Responsibility for the war in Gaza, and for the Palestinian fatalities there, was placed squarely on Hamas by Palestinian Authority President Mahmoud Abbas.
"We called the leaders of Hamas and told them, 'Please, do not end the truce'," he said. Hamas ended a six-month truce with Israel two weeks before the Israeli attack.
An Abbas aide, Nimr Hammad, termed the rocket fire into Israel reckless. "The one responsible for the massacre is Hamas," he said. "Hamas should not have given the Israelis a pretext."
Bassam Abu-Sumayyah, a columnist for the daily Al-Hayat Al-Jadida, accused Hamas of megalomania and said it had acted without even a little bit of political and security sense. It had behaved like a superpower.
"They thought they have a number of missiles and can therefore prevail in a war of such size," he wrote.

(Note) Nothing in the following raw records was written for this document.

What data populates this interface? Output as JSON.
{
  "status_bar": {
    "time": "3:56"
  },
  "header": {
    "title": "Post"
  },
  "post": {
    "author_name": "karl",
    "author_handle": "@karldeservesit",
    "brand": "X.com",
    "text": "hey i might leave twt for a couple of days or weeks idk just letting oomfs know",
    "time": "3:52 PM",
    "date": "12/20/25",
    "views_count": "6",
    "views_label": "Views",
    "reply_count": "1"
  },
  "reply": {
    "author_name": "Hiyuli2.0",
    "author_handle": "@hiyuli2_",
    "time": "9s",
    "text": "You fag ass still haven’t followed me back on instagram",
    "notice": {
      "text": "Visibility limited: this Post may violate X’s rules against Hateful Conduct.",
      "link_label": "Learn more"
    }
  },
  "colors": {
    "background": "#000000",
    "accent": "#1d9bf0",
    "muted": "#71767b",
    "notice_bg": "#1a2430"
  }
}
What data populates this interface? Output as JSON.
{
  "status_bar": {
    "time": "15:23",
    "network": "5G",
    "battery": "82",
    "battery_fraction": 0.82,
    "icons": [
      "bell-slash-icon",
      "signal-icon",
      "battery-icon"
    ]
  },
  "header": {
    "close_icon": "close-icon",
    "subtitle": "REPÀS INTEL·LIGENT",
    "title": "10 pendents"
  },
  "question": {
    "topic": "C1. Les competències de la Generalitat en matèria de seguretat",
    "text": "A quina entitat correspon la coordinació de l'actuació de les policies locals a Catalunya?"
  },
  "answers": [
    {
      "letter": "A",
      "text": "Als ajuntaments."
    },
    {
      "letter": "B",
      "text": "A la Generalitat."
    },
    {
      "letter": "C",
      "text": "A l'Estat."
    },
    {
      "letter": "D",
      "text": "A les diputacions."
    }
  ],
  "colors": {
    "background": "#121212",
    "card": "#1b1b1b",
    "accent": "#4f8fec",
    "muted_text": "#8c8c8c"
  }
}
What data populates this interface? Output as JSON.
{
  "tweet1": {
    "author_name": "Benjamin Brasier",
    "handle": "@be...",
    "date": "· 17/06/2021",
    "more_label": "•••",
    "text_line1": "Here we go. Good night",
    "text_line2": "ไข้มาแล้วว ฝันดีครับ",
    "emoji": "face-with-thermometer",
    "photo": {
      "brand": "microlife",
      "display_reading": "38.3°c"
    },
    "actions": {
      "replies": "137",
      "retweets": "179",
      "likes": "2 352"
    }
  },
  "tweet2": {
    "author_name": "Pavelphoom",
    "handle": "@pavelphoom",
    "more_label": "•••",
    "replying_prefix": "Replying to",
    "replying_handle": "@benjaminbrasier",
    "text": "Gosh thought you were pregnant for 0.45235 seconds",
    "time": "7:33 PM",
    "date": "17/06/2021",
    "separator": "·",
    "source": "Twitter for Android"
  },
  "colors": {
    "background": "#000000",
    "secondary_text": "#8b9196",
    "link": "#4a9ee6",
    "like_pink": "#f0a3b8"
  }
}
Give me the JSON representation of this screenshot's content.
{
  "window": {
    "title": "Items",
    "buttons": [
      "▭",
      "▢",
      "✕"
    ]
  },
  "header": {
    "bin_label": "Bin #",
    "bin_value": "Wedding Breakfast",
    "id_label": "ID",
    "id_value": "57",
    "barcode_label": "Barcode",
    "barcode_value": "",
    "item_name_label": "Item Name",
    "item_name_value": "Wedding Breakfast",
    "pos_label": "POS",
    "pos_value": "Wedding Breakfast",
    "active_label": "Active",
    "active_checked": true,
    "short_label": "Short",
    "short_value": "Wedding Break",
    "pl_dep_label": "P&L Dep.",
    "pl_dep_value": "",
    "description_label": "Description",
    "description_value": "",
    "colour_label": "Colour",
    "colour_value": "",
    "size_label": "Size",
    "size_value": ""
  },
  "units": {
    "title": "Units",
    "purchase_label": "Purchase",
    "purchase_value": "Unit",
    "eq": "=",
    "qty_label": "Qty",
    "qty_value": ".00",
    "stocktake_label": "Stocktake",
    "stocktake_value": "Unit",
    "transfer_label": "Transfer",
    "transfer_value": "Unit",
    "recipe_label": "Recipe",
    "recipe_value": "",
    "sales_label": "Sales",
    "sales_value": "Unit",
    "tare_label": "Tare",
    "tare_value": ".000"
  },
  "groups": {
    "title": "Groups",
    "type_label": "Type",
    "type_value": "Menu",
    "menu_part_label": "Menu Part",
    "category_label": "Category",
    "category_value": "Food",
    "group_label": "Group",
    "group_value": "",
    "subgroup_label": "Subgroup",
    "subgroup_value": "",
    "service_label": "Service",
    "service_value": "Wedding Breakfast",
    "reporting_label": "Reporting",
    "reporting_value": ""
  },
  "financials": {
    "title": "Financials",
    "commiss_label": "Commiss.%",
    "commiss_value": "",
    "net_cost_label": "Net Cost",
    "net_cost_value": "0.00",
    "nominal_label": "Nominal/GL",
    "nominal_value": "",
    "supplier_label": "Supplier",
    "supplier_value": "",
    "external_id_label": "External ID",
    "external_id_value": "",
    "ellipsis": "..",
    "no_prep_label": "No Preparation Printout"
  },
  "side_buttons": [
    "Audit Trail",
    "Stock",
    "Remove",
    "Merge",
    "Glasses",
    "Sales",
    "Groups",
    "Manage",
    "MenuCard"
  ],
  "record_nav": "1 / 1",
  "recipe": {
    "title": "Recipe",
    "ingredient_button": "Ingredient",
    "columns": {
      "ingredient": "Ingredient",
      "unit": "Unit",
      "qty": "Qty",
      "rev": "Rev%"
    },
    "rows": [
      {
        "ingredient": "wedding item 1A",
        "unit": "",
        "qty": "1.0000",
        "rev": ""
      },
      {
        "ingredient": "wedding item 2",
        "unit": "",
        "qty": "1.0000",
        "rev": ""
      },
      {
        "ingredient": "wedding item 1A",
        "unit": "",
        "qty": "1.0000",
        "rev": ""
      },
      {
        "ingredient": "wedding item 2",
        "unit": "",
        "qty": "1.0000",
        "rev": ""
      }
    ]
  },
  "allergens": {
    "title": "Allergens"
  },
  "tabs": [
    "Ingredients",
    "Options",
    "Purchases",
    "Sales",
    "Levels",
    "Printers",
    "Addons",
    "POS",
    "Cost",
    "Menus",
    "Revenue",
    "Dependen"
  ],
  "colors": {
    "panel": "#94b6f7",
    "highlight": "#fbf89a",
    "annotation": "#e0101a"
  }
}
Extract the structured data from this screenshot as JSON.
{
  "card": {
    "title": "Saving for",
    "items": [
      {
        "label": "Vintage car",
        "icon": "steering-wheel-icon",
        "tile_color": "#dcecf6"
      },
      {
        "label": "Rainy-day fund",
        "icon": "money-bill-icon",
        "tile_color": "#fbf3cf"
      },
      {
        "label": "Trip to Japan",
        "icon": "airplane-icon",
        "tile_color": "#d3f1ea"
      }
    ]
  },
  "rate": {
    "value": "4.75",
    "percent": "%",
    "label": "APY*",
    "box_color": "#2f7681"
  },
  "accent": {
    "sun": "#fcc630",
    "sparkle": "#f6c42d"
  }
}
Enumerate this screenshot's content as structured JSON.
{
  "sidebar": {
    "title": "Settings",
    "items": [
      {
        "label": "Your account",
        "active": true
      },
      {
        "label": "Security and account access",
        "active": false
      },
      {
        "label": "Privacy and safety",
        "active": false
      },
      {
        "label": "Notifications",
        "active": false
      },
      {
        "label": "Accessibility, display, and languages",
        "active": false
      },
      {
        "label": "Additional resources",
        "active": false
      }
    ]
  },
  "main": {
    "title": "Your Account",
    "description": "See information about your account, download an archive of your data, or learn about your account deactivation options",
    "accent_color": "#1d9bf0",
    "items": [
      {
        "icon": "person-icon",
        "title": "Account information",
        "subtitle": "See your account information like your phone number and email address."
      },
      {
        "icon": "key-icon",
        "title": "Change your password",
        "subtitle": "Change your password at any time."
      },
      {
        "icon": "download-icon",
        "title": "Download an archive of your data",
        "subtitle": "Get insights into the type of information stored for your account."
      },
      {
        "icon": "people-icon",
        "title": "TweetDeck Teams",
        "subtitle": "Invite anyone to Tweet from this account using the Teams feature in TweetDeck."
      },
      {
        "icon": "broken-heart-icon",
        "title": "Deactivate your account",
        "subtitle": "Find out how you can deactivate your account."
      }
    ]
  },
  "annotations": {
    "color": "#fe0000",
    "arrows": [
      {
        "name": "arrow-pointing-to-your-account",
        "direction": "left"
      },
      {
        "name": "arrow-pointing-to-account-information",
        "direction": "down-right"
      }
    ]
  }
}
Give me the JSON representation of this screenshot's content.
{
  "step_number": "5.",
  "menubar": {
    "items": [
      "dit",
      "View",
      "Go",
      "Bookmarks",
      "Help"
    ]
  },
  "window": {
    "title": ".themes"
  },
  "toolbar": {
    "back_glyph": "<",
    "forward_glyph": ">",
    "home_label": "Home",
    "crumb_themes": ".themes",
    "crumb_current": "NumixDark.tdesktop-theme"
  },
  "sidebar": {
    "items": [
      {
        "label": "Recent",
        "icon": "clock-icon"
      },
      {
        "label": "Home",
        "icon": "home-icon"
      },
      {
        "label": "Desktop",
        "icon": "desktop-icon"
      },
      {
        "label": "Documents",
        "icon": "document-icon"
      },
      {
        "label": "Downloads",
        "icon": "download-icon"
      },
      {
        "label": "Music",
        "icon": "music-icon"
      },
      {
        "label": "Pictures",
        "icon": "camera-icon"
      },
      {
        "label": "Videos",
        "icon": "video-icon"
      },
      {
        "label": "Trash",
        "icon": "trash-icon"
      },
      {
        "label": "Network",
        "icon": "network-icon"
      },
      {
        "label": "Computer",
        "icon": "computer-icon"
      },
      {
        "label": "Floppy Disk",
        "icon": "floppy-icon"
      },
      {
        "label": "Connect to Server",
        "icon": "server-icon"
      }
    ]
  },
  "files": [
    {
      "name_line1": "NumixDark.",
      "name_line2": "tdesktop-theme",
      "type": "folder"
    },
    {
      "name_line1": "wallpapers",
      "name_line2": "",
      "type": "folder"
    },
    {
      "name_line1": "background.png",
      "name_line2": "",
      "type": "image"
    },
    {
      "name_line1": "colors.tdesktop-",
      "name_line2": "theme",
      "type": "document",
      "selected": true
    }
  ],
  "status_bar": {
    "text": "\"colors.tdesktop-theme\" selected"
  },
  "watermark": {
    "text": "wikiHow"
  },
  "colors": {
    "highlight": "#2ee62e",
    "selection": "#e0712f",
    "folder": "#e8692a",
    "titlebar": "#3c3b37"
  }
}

A columnist for the PA daily Al-Ayyam, Abdallah Awwad, said that Hamas had made a major mistake in trying to be both a government operating in the open and a resistance organisation that operated underground. "We are paying the price of stupidity and the maniacal
love of being rulers," he said.
Beyond intra-Palestinian disputes, the eruption in Gaza has widened the rift between Egypt, supported by other moderate Arab states, and the Hamas-Iran-Syria-Hezbollah alignment.
Cairo has long feared the radical influence of Hamas on its own Islamist parties. It regards Hamas as a proxy for Iran, which it sees attempting to wrest Muslim leadership in the Middle East from Egypt, even though Iran is not an Arab country.
However, Egypt attempted to broker a reconciliation between Hamas and the Palestinian Authority that would permit a leadership acceptable to all Palestinians to emerge in new elections. Hamas derailed the proposal, to Egypt's fury.
Egypt, in turn, refused to open the border crossing between Gaza and Egypt to Gaza residents, even during the Israeli attack when many Gazans were clamouring to get out. This infuriated Hamas and caused anti-Egyptian protests in much of the Arab world.
For Egypt, the most annoying criticism came from Sheik Hassan Nasrallah, the formidable leader of the Hezbollah in Lebanon. Addressing Egyptian citizens, particularly army officers, Nasrallah called on them to protest at Cairo's lack of response to the Israeli attack.
Egyptian Foreign Minister Ahmed Aboul Gheit said of Nasrallah's speech: "(He) practically declared war on us." As for Nasrallah's appeal to Egyptian officers, Mr Gheit said of Egypt's army: "They will also protect Egypt against people like you."